The Home Depot Foundation announced Monday that North Charleston and Minneapolis are the first two recipients of its Award of Excellence for Sustainable Community Development.
Each city will receive $75,000. North Charleston's money will go to The Sustainability Institute, a local nonprofit that promotes energy conservation and green building practices.
Fred Wacker, director of the Home Depot Foundation, said he has visited North Charleston since 1978 and was impressed at how it bounced back from the Charleston Naval Base and Shipyard closure in the 1990s.
"People just didn't give up," he said, "and they took the opportunity of the closing of the Navy base to build the city stronger."
The award cited the base closure and struggles with vacant homes, a low home-ownership rate and poverty, while praising the city's response, which includes efforts to reduce blight, limit pollution from rainwater runoff, promote ecological awareness, increase bike safety and expand park space.
The foundation highlighted the city's work creating Oak Terrace Preserve, a new neighborhood not far from Park Circle, calling it a role model for the successful completion of a sustainable community.
Originally built as temporary housing for World War II shipyard workers, Century Oaks had become a dilapidated area a decade ago.
The city purchased the land, changed the name and began building a new community of single-family homes and town homes with an emphasis on sustainable development, such as a landscape that removes silt and pollution from rain runoff, energy-efficient homes and sidewalks built with recycled tires.
Summey said when the city decided to buy Century Oaks for $4.5 million, "some people thought we were a little crazy. Maybe we are. It's a good crazy."
The neighborhood, where homes sell for between $170,000 and $300,000, is about 20 percent completed. About 60 homes are built and occupied while the master plan calls for 300 single-family homes and 74 town homes.
City Councilman Bob King, who lives near the project, praised Summey and City Councilman Kurt Taylor for bringing the Noisette project to North Charleston years ago and introducing the city to the notion of sustainability.
Noisette also pursued a plan for an intense urban redevelopment on the former Navy base, but that project is in jeopardy after its lender filed a $23.8 million foreclosure suit earlier this year.

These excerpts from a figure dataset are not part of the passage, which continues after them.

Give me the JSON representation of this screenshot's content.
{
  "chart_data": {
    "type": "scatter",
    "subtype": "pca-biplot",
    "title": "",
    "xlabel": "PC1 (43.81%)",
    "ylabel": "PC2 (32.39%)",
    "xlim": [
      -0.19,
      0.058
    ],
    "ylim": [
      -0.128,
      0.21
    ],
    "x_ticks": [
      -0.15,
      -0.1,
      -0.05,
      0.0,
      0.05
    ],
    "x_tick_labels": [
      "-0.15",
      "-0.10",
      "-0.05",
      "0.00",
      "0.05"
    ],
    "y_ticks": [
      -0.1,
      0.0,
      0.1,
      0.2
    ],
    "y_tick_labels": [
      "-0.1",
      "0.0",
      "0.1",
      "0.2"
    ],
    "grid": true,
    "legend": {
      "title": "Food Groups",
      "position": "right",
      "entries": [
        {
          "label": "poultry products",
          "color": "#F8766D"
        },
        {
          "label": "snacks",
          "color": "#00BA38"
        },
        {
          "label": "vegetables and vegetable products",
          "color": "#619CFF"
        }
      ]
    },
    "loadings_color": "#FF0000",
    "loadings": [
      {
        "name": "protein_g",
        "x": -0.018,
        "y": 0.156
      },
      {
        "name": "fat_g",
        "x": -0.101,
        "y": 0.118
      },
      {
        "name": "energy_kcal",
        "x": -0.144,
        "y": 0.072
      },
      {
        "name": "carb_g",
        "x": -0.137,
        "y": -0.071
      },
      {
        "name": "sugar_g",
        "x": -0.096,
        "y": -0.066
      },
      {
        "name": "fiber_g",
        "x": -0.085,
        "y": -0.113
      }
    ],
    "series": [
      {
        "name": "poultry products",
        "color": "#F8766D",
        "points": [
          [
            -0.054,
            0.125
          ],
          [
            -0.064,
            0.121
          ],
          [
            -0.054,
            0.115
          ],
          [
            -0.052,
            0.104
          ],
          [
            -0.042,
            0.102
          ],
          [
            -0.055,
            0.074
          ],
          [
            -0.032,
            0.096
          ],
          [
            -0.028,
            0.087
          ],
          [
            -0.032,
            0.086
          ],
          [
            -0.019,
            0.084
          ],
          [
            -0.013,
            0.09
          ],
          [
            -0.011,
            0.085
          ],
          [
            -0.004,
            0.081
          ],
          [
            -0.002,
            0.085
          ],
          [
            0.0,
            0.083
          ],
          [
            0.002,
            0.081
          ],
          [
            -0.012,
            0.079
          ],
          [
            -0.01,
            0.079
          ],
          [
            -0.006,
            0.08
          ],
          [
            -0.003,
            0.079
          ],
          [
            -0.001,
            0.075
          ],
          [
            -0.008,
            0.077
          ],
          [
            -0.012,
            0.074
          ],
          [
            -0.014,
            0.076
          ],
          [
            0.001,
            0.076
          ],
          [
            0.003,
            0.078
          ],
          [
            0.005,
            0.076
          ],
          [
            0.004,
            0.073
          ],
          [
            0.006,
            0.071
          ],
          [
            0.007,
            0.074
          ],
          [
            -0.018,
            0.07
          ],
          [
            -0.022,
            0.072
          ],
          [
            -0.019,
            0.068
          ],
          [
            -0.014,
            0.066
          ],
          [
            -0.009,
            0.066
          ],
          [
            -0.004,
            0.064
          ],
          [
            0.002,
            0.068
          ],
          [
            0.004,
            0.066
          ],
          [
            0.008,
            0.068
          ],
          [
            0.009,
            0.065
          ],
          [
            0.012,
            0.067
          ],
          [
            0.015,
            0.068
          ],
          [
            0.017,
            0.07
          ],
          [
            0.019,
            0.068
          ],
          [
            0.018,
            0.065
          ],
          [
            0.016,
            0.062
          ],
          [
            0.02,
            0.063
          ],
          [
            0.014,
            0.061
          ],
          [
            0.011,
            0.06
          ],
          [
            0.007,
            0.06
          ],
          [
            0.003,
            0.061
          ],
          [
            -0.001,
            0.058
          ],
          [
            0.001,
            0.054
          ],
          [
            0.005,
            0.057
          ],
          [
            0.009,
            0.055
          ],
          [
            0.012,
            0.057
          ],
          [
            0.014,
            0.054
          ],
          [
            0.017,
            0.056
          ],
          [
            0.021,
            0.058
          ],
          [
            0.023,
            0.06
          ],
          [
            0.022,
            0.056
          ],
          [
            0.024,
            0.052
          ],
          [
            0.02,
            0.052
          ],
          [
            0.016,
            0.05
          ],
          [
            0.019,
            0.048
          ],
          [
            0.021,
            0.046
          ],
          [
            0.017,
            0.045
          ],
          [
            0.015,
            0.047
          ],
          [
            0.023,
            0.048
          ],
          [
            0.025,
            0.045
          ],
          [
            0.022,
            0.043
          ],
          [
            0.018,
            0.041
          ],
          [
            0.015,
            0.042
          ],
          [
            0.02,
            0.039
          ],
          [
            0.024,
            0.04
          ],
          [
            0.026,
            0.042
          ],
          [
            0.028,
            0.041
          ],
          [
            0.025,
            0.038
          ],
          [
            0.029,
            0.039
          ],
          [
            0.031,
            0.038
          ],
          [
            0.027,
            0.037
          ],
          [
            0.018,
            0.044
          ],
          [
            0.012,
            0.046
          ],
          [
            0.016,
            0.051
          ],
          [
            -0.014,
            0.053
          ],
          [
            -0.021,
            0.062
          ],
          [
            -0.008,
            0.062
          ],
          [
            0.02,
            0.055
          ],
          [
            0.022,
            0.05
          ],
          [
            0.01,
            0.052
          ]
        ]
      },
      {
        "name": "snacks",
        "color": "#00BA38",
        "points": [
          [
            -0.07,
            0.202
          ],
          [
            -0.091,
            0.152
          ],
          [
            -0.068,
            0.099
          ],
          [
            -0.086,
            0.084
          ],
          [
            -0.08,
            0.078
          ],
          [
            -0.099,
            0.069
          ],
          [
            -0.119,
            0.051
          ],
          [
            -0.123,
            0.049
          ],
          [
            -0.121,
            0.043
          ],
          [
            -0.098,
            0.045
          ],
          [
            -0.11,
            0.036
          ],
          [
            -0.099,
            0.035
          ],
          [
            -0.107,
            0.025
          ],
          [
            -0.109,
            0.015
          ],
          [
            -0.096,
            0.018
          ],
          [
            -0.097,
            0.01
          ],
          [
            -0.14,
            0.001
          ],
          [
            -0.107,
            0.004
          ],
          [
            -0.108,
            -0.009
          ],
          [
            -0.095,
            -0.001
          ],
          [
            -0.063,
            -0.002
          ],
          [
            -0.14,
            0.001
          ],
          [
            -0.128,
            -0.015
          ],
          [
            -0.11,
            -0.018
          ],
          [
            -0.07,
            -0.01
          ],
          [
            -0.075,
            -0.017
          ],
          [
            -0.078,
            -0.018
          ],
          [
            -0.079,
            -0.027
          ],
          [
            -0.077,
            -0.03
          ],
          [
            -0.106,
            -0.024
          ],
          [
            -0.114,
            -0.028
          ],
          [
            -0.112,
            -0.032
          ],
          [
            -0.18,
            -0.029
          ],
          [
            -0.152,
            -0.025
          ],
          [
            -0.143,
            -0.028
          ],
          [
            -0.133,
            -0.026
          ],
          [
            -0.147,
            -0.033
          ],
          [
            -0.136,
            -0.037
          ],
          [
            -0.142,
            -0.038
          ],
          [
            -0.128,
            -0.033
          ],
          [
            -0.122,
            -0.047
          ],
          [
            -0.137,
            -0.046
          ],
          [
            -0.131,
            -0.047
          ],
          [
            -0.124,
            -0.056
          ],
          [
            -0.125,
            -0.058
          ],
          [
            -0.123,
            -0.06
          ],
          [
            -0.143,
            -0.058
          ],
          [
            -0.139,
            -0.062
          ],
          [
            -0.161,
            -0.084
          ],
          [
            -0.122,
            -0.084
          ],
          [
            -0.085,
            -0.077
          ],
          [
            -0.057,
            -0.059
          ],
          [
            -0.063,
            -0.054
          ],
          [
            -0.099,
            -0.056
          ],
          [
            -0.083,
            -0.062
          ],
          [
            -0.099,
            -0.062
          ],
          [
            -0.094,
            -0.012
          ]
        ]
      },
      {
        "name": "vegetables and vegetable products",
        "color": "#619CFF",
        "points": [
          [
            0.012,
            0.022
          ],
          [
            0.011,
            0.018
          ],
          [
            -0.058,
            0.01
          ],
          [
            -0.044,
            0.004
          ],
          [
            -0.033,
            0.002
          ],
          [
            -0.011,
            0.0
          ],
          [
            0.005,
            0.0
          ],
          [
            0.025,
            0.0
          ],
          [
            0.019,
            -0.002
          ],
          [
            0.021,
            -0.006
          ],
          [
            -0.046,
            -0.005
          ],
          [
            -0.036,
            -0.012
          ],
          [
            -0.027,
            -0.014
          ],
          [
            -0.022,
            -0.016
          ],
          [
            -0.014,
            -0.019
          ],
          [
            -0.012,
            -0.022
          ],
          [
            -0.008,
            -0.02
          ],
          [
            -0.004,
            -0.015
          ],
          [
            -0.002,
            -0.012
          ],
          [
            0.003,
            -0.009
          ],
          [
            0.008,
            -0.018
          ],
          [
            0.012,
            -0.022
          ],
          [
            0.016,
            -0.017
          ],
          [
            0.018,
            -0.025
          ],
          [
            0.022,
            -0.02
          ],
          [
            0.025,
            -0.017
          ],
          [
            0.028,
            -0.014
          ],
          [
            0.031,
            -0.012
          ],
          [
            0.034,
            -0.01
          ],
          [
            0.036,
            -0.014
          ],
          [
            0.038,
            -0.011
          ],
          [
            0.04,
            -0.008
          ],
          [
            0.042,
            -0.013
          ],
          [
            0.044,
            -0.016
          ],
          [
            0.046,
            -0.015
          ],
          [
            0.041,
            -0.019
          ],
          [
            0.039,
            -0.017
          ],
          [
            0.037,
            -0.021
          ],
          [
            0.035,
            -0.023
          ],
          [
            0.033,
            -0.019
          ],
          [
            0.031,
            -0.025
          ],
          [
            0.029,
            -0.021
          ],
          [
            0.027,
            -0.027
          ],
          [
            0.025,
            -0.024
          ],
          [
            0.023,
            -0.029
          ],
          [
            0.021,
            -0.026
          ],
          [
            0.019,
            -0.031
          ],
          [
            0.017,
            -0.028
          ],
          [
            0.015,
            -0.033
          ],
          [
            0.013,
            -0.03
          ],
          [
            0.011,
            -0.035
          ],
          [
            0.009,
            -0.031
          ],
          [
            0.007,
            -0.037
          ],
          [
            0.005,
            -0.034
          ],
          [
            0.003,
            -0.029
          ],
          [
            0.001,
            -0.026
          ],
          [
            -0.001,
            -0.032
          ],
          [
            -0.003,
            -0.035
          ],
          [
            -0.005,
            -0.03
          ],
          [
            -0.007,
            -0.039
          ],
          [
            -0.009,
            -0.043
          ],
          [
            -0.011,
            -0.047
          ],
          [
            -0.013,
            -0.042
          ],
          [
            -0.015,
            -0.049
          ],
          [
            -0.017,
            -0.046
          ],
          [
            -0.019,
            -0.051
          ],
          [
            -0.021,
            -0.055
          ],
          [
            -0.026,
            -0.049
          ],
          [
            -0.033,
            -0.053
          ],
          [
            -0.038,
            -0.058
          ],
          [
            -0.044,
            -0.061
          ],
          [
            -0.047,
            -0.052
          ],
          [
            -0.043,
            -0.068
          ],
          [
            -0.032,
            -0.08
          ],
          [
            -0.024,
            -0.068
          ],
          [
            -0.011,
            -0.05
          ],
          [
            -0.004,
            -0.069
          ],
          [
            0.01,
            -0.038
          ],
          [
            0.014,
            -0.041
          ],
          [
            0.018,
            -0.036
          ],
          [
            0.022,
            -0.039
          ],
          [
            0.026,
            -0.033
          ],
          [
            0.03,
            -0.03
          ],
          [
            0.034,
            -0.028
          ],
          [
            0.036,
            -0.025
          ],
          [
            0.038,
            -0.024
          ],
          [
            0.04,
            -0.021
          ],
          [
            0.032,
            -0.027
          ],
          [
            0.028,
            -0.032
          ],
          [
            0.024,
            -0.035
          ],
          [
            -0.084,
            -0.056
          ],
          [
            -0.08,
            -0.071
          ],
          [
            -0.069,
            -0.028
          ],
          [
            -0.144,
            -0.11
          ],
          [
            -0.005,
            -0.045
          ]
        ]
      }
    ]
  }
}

Bryan Cordell, executive director of the Sustainability Institute, said the $75,000 prize represents more than 10 percent of the nonprofit's annual budget and will help advance both its educational work and its efforts to rehabilitate low- to moderate-income homes so they use less energy.
But the award's national recognition might provide the biggest boost. Wacker said the foundation will create and distribute case studies of both winners so other cities and lawmakers can learn their lessons --
Taylor called the award "the biggest thing that has ever happened in the city of North Charleston," adding, "There's no question North Charleston is the livable city of the future."